I'd like to write functions that use dplyr verbs, which means I have to wade into the murky waters of rlang
.
To provide a concrete example, say I want to use purrr::map_df()
to iterate over variables in a dplyr::group_by()
. The programming with dplyr vignette walks through writing a my_summarise()
function; the approach there is to use rlang::enquo()
on the grouping variable, then unquote with !!
.
This approach works to make a new dplyr-like function that takes unquoted variable names (my_summarise(df, g1)
in the vignette).
In contrast, I want to purrr provide the variable name as a string. Is rlang::sym()
the right way to do this? It seems like it isn't, because sym()
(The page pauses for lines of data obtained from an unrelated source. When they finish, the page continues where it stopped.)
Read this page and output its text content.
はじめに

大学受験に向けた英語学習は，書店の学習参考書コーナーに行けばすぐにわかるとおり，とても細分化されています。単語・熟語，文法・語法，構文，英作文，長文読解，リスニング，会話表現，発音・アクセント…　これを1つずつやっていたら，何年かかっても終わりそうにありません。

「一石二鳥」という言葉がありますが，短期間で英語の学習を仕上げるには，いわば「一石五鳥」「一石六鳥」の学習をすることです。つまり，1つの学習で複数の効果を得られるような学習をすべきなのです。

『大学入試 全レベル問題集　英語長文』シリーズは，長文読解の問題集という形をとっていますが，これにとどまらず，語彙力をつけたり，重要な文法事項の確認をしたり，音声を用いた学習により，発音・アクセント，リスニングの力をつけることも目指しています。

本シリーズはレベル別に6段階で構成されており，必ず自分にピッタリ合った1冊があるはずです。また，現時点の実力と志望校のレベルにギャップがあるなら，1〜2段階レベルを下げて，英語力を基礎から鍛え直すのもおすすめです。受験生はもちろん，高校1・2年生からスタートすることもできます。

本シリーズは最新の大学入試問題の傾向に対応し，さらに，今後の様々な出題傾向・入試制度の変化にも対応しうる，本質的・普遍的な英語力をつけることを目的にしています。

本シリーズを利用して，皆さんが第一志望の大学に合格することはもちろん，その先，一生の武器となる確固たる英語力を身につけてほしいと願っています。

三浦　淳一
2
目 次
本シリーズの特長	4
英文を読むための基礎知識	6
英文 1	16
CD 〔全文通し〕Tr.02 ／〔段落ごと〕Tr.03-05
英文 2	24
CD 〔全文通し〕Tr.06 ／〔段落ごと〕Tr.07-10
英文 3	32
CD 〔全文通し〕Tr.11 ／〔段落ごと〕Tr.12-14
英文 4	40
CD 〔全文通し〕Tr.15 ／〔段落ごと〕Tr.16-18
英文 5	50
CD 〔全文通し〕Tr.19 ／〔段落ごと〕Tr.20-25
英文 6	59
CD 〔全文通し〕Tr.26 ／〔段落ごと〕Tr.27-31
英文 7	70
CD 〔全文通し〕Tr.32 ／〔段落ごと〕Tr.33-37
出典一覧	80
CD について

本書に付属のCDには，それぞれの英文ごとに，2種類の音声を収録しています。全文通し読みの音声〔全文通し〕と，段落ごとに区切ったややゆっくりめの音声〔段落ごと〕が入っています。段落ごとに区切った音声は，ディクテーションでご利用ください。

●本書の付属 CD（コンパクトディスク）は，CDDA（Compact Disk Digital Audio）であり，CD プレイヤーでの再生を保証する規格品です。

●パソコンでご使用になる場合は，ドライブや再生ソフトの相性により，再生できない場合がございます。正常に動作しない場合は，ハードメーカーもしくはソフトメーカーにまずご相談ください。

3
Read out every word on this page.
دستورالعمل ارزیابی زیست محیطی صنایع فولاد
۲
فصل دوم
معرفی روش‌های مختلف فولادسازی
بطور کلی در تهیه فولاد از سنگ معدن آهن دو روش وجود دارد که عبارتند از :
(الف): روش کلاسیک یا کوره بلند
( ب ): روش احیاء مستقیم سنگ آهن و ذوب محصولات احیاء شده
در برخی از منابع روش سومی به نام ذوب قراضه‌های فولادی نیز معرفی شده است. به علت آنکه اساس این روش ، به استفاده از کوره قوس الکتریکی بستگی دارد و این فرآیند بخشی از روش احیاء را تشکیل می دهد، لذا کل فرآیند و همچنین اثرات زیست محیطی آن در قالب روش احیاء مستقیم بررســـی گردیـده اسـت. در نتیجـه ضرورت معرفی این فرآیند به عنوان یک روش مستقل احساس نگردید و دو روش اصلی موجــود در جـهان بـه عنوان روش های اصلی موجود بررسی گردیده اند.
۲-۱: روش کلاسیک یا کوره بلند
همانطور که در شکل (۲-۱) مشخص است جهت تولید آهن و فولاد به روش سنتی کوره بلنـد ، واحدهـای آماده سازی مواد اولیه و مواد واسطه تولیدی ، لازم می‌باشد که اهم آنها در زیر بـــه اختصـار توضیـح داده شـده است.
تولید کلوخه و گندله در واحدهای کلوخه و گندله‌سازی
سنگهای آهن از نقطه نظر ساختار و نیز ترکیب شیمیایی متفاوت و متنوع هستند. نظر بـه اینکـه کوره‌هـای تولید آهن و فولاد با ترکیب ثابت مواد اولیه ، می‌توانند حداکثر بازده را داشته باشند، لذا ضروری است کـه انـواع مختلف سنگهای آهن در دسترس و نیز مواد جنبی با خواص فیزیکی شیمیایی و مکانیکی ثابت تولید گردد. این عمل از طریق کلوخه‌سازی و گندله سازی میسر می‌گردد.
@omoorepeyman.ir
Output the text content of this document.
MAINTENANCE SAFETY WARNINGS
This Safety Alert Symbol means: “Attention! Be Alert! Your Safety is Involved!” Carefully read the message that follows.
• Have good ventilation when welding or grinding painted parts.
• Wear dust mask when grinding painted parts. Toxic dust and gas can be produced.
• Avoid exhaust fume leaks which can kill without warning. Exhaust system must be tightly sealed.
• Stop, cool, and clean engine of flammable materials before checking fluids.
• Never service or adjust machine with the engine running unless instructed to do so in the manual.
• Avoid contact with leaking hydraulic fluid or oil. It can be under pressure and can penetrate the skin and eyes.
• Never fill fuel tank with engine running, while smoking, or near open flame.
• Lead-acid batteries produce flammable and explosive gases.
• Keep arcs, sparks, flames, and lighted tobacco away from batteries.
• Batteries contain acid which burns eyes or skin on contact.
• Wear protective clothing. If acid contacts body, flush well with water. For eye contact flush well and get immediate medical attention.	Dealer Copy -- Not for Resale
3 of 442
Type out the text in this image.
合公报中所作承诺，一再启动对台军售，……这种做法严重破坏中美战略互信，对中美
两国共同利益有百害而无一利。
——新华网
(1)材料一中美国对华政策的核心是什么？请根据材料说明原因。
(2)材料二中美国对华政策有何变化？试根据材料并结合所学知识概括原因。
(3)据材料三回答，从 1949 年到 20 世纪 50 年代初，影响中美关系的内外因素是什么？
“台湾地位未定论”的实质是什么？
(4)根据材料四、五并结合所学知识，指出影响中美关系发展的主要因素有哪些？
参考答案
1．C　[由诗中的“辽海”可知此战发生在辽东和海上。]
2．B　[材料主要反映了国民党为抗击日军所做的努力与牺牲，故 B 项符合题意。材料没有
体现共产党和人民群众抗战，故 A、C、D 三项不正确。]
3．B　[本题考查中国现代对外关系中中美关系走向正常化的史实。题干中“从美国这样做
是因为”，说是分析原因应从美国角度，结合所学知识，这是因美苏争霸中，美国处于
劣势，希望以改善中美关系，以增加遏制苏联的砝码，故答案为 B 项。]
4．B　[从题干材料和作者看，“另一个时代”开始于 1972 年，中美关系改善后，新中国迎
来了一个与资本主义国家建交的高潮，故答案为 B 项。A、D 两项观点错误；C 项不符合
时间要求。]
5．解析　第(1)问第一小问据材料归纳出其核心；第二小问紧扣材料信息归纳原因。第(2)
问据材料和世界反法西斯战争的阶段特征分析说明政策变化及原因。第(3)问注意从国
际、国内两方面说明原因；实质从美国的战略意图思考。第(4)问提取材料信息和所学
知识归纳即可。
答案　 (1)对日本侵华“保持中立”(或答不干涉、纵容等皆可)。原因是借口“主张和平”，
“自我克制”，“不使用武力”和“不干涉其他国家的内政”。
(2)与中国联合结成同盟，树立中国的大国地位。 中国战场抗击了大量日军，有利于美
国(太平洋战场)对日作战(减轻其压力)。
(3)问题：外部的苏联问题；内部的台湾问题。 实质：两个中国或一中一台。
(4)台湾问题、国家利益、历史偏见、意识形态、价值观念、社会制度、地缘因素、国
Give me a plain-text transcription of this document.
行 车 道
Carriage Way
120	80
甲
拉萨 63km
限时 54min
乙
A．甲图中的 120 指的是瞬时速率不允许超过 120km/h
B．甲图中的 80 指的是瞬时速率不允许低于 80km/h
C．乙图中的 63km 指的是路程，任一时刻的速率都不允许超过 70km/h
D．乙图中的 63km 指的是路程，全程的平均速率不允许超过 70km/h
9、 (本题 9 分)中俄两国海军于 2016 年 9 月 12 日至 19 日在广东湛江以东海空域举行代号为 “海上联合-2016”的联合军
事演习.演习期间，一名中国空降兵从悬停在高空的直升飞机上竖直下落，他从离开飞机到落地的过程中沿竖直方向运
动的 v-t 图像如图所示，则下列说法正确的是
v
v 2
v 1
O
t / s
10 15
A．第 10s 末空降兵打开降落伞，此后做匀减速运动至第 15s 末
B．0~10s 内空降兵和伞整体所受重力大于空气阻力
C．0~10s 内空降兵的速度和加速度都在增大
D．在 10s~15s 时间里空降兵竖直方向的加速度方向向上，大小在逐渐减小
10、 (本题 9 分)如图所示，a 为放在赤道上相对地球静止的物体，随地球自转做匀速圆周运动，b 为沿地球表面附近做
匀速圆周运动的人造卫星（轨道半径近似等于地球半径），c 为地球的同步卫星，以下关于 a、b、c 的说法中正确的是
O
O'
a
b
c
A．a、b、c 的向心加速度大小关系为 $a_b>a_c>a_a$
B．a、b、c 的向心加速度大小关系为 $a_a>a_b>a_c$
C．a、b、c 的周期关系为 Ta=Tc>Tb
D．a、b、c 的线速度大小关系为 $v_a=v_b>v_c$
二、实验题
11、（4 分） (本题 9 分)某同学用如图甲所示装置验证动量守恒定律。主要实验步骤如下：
isn't mentioned in the dplyr programming vignette and barely mentioned in the rlang tidy evaluation article. Is there a better way?
library(tidyverse)
my_summarise <- function(df, group_var) {
group_var <- rlang::sym(group_var)
df %>%
group_by(!!group_var) %>%
summarise(mpg = mean(mpg))
}
# This works. Is that a good thing?
purrr::map_df(c("cyl", "am"), my_summarise, df = mtcars)
# A tibble: 5 x 3
cyl mpg am
<dbl> <dbl> <dbl>
1 4.00 26.7 NA
2 6.00 19.7 NA
3 8.00 15.1 NA
4 NA 17.1 0
5 NA 24.4 1.00
As a follow-up, why does simply unquoting (without first applying enquo
or sym
) work some of the time? In the example below, why does select()
work as expected but group_by()
doesn't?
x <- "cyl"
select(mtcars, !!x)
group_by(mtcars, !!x)
Update: the answer is not about unquoting. It's that select
is more flexible and can handle strings, while group_by
can't.
Other ref: This blog post by Edwin Thoen.